BiNG (in my sig) will do any resizing and repartitioning and can then make the image files by running from a boot floppy, a boot CD or installed onto the MBR.

It's cousin ImageForWindows will run from Windows. Both are available from www.bootitng.com and ImageForWindows comes bundled with ImageForDos, which can also be obtained separately but is needed to reinstate a file made by ImageForWindows if Windows cannot be accessed.

Individual files and folders can be restored from the image files using the free TBIview from the same website or the whole image file restored thus putting the whole partition back to a previous snapshot in time; exactly that is.

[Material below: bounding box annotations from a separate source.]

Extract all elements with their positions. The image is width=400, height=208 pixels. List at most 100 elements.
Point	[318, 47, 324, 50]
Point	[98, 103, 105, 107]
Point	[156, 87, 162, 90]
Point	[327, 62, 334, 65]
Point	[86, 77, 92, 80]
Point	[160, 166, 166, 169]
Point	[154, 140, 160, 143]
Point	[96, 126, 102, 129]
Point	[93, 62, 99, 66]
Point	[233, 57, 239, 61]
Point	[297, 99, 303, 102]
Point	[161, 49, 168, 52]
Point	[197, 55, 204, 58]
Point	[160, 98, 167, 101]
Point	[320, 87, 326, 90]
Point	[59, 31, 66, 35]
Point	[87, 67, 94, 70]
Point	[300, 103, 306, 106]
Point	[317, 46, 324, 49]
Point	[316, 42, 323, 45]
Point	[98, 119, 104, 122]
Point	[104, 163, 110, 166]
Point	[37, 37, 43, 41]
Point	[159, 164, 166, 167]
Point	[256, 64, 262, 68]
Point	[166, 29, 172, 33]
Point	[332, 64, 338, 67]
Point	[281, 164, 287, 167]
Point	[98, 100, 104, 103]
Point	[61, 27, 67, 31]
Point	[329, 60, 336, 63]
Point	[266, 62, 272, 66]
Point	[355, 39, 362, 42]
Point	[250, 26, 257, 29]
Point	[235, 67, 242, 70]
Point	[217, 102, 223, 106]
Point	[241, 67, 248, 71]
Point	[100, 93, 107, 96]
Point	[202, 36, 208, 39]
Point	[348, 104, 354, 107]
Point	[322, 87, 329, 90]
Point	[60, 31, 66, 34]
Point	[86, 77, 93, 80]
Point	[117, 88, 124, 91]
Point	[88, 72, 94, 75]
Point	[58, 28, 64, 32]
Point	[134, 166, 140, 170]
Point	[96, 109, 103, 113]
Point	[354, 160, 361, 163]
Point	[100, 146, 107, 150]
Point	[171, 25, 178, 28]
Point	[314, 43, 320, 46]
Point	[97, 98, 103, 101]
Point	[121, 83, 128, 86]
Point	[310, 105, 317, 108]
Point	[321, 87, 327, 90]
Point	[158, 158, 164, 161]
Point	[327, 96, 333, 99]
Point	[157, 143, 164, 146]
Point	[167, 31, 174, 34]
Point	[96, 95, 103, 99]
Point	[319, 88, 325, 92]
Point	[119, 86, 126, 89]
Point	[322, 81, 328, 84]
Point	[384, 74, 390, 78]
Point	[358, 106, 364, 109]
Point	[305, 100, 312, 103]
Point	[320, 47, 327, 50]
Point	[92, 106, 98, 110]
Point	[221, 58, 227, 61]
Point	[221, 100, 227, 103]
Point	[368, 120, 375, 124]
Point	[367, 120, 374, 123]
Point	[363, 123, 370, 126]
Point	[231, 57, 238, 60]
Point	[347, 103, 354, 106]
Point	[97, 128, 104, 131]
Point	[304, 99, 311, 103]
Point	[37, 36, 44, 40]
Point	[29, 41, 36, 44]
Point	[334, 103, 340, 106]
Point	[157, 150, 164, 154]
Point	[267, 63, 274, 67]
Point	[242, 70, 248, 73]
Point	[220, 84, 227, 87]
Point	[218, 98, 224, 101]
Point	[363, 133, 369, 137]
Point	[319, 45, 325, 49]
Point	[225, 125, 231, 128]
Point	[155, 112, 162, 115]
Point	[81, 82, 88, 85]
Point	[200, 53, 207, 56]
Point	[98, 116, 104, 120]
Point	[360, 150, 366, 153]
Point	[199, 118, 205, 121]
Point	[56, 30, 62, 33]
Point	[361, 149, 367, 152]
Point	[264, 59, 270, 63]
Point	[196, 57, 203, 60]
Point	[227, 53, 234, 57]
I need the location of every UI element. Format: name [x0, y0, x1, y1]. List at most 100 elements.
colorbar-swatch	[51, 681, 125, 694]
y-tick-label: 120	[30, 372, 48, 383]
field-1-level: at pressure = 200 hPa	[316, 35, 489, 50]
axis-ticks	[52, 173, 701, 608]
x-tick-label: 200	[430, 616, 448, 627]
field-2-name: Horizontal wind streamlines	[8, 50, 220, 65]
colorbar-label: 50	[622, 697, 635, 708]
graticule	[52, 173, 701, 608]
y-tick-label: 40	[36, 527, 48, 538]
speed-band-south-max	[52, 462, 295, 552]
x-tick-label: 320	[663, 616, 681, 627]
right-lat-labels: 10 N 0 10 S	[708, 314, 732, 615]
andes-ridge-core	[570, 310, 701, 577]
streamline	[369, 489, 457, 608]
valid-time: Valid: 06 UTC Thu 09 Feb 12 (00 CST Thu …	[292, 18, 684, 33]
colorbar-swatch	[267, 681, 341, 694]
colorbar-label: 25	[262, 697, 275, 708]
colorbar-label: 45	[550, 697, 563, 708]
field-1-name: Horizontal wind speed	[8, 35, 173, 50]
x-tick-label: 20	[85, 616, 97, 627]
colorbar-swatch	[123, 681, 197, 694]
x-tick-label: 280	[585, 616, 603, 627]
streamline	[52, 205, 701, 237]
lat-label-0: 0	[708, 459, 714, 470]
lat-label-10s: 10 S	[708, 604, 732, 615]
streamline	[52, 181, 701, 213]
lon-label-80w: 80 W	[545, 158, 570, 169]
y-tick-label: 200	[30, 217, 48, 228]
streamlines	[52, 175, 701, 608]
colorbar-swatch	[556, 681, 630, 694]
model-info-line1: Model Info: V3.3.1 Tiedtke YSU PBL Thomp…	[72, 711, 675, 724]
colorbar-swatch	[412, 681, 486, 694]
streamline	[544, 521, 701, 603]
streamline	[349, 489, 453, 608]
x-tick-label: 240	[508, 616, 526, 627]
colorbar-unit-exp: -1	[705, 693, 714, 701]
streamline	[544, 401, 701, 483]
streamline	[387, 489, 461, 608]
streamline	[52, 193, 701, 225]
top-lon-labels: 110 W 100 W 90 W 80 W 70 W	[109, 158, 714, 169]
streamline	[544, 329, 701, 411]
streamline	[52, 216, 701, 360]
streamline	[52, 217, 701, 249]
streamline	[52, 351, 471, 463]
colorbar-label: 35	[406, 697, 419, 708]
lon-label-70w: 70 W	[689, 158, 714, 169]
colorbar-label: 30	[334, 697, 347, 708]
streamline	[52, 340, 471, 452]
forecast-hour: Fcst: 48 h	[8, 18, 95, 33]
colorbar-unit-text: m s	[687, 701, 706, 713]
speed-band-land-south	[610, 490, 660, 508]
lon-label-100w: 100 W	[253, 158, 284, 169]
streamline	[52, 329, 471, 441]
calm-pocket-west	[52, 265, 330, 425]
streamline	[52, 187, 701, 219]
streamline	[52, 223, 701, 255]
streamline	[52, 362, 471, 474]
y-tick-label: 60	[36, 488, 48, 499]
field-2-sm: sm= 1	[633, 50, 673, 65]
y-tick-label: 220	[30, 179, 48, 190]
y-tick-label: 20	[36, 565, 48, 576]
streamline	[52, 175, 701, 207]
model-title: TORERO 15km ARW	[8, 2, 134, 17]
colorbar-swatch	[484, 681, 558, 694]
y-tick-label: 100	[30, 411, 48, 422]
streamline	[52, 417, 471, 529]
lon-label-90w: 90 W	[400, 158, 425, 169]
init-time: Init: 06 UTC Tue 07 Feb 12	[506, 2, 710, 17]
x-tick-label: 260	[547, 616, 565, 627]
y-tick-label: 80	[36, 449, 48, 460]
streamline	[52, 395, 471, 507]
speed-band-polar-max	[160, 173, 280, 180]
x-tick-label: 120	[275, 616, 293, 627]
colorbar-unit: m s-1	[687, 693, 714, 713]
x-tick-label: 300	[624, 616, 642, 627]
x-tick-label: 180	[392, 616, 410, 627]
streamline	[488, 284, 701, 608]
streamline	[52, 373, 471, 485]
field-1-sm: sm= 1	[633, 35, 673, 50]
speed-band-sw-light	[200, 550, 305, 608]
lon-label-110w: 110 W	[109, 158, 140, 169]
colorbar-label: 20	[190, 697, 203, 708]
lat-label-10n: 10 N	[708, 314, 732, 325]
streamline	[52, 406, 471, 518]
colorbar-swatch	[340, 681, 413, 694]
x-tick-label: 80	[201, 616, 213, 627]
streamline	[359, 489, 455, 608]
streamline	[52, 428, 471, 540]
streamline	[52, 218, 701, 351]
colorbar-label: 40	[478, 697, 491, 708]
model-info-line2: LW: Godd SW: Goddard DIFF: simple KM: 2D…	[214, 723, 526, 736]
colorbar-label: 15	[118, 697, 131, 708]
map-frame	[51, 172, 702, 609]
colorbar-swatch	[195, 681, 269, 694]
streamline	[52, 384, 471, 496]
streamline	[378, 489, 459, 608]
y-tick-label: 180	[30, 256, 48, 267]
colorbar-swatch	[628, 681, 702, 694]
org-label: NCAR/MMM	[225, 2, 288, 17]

There are other apps such as the completely free DriveImagaeXML but restoration isnt straightforward as well as many other more expensive stuff such as Ghost and Acronis - noting that with other apps you will also need to acquire a partitioning utlity into the bargain.

DLeonR
04-12-2007, 11:23 AM
If you want to save the images on the same hard drive it must first be partitioned since you cant make a partition image and store it on itself; another partition must be chosen to store it on.

Alternatives are to save the image files to an external hard drive or to CD/DVD, where they are safer but not as quick to access.

BiNG (in my sig) will do any resizing and repartitioning and can then make the image files by running from a boot floppy, a boot CD or installed onto the MBR.

It's cousin ImageForWindows will run from Windows. Both are available from www.bootitng.com and ImageForWindows comes bundled with ImageForDos, which can also be obtained separately but is needed to reinstate a file made by ImageForWindows if Windows cannot be accessed.

Individual files and folders can be restored from the image files using the free TBIview from the same website or the whole image file restored thus putting the whole partition back to a previous snapshot in time; exactly that is.

There are other apps such as the completely free DriveImagaeXML but restoration isnt straightforward as well as many other more expensive stuff such as Ghost and Acronis - noting that with other apps you will also need to acquire a partitioning utlity into the bargain.

Thanks very much for this information will try my hands at this. I can't remember if this guys drive is partitioned, I might have done it, it's quite a while since I built his computer. Thanks again Pual.